Non basta difendere il pesto ligure se poi nelle mense della Liguria si usa quello «foresto» e tutt’altro che originale. Basta far finta di valorizzare i nostri prodotti se poi siamo i primi a non usarli. È questo lo spirito della nuova proposta di legge regionale che è stata presentata ieri mattina da Gabriele Saldo e dagli altri consiglieri regionali di Forza Italia. «Si tratta di una legge che aiuta le zone svantaggiate che si caratterizzano per le piccole produzioni di qualità- ha sottolineato Saldo -. Bisogna fronteggiare l'invasione del nostro mercato agroalimentare da parte dei prodotti provenienti da Paesi stranieri, valorizzando quelli locali, a tutto vantaggio della qualità».

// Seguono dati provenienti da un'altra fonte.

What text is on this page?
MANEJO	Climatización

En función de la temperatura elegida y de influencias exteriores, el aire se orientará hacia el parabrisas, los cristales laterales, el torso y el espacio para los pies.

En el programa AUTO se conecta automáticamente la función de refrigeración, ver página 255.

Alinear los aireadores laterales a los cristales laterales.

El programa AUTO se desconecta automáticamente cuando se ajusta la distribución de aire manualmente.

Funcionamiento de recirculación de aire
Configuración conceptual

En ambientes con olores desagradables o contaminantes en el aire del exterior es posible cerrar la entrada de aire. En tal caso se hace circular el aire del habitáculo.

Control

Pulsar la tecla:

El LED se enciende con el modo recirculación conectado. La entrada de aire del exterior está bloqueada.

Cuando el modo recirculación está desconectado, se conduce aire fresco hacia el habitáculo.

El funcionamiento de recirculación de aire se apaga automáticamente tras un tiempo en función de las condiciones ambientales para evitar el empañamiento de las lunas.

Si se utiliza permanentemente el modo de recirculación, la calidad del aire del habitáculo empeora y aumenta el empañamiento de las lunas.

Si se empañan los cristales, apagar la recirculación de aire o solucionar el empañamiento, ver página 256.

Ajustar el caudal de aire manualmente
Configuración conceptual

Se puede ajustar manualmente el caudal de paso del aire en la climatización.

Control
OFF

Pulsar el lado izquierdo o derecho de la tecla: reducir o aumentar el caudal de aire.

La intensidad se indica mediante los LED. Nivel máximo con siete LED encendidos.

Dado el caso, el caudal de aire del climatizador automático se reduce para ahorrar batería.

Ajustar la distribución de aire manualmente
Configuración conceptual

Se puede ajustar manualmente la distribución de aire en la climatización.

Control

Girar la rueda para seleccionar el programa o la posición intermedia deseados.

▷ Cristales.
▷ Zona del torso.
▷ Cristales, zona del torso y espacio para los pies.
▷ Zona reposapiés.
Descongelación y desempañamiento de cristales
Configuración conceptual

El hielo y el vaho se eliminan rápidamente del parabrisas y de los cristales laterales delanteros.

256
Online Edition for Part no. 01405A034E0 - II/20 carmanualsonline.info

E così, ad esempio, la nuova legge che dovrà essere approvata dalla Regione, propone l’utilizzo nelle mense di almeno il 40 per cento di prodotti tipici. Mentre ai ristoranti e alle imprese che vendono al pubblico prodotti agroalimentari e che si approvvigionano, nell'arco dell'anno, con almeno il 30 per cento in termine di valore di prodotti agricoli di origine regionale, la legge prevede venga assegnato un apposito contrassegno con lo stemma della Regione. Una sorta di bollino blu che certifica il «made in Liguria».
Anche i Comuni dovranno individuare all’interno del loro territorio un’area in cui realizzare uno «spaccio» di prodotti tipici locali. Una legge, insomma, tutta mirata a sostenere i prodotti di qualità e l’economia di tante zone svantaggiate della regione.